A number of factors may adversely affect renal structure and function, including ongoing alloimmune injury by cellular and immune reactions. It is therefore of major importance that the immune status is accurately measured in our trial population. Our current protocol will measure DSA at several time points and will encompass a robust immune monitoring strategy, developed by the ONE study consortium which includes procedures for whole blood leukocyte subset profiling by flow cytometry [36]. Our hypothesis is that MSCs induce immune suppression by decreasing the amount of effector cells and increasing the number of regulatory cells. In our previous trial, we have shown that patients receiving MSCs demonstrated a profound reduction in proliferation of PBMC 12 weeks after MSC infusion upon stimulation with donor PBMCs, but there were no consistent changes in immune profiles. In the pilot study by Perico et al. MSC treatment allowed increased numbers of T regs in the peripheral blood and control of memory CD8+T cell function [30]. In both studies the amount of included patients was small and it is therefore difficult to draw firm conclusions. In addition, both studies were set up as safety and feasibility studies. In the current trial we anticipate that we can make meaningful comparisons of leukocyte subset profiling in MSC treated and untreated groups.

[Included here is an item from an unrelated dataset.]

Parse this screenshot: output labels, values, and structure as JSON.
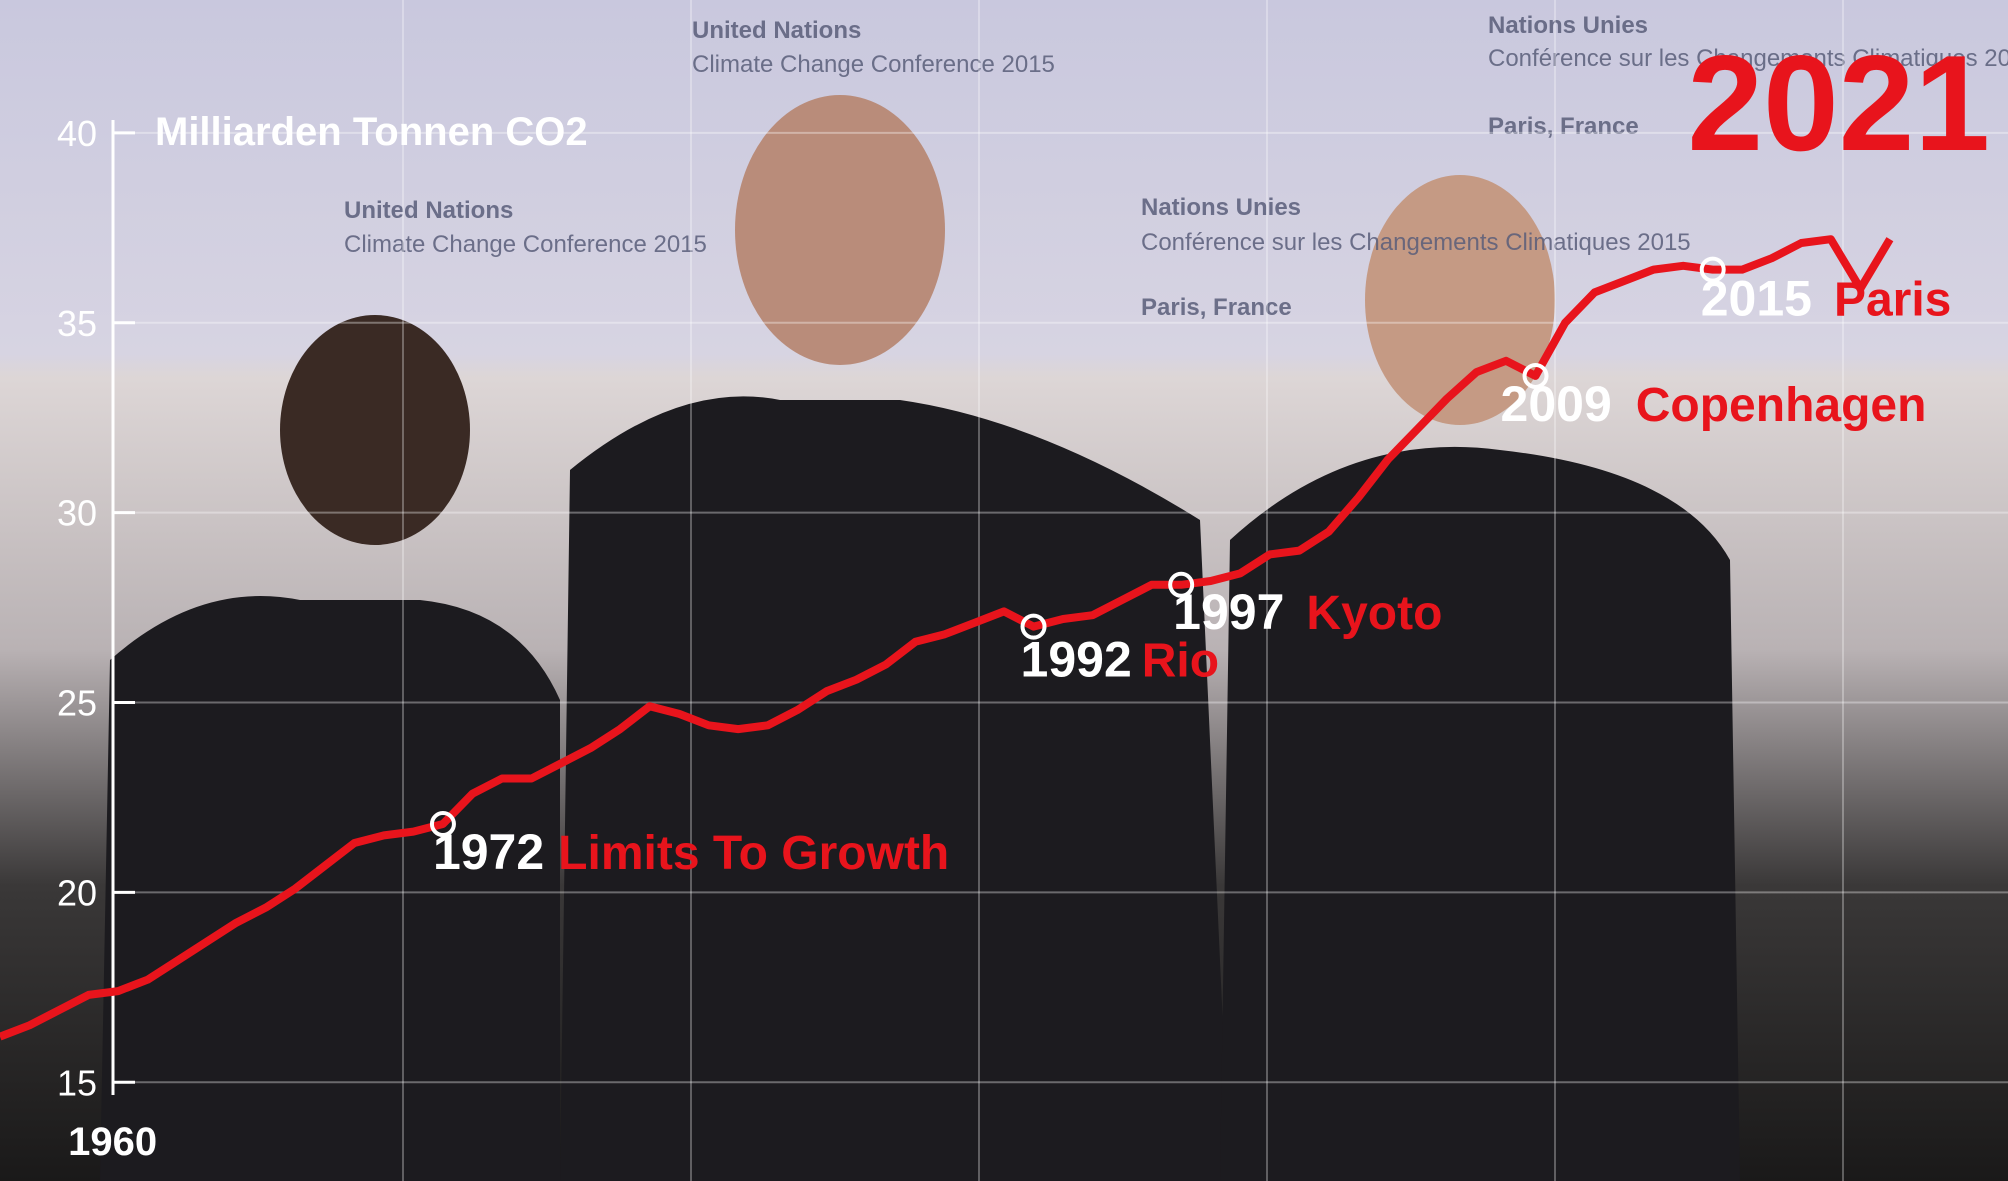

Cardiovascular disease exerts a high burden in terms of morbidity and mortality in renal recipients. The annual risk of a cardiovascular event is up to 50-fold higher for a renal recipient compared to the general population [65]-[67] and over a third of all deaths following kidney transplantation are caused by cardiovascular disease [68],[69]. Several studies nowadays focus on the proposed cardio protective effects of everolimus in transplant recipients. In heart transplantation everolimus was significantly more efficacious than mycophenolate mofetil in preventing cardiac allograft vasculopathy (CAV) as measured by intravascular ultrasound (IVUS) among heart-transplant recipients after 1 year [70]. Interestingly, this process might be regulated by T regs, which are expanded after treatment of an mTOR inhibitor [71]. However, mTor inhibitors are also capable to increase the frequency of antigen-specific CD8+T cells that differentiated into the memory lineage, thus adequate immune monitoring is of major importance [72]. As MSCs have also been proposed to exert reparative properties in cardiovascular disease, the combination of MSCs and everolimus might be an opportunity to reduce the toll of cardiovascular disease following kidney transplantation.

Taken together, we hypothesize that infusion of MSCs enables CNI withdrawal and provides a novel treatment option for renal recipients with a profound effect on the fibrosis reaction and less side effects than existing immunosuppressive therapies. A positive outcome from MSCs in terms of safety and preservation of renal function and structure would implicate a major advancement for renal transplant recipients.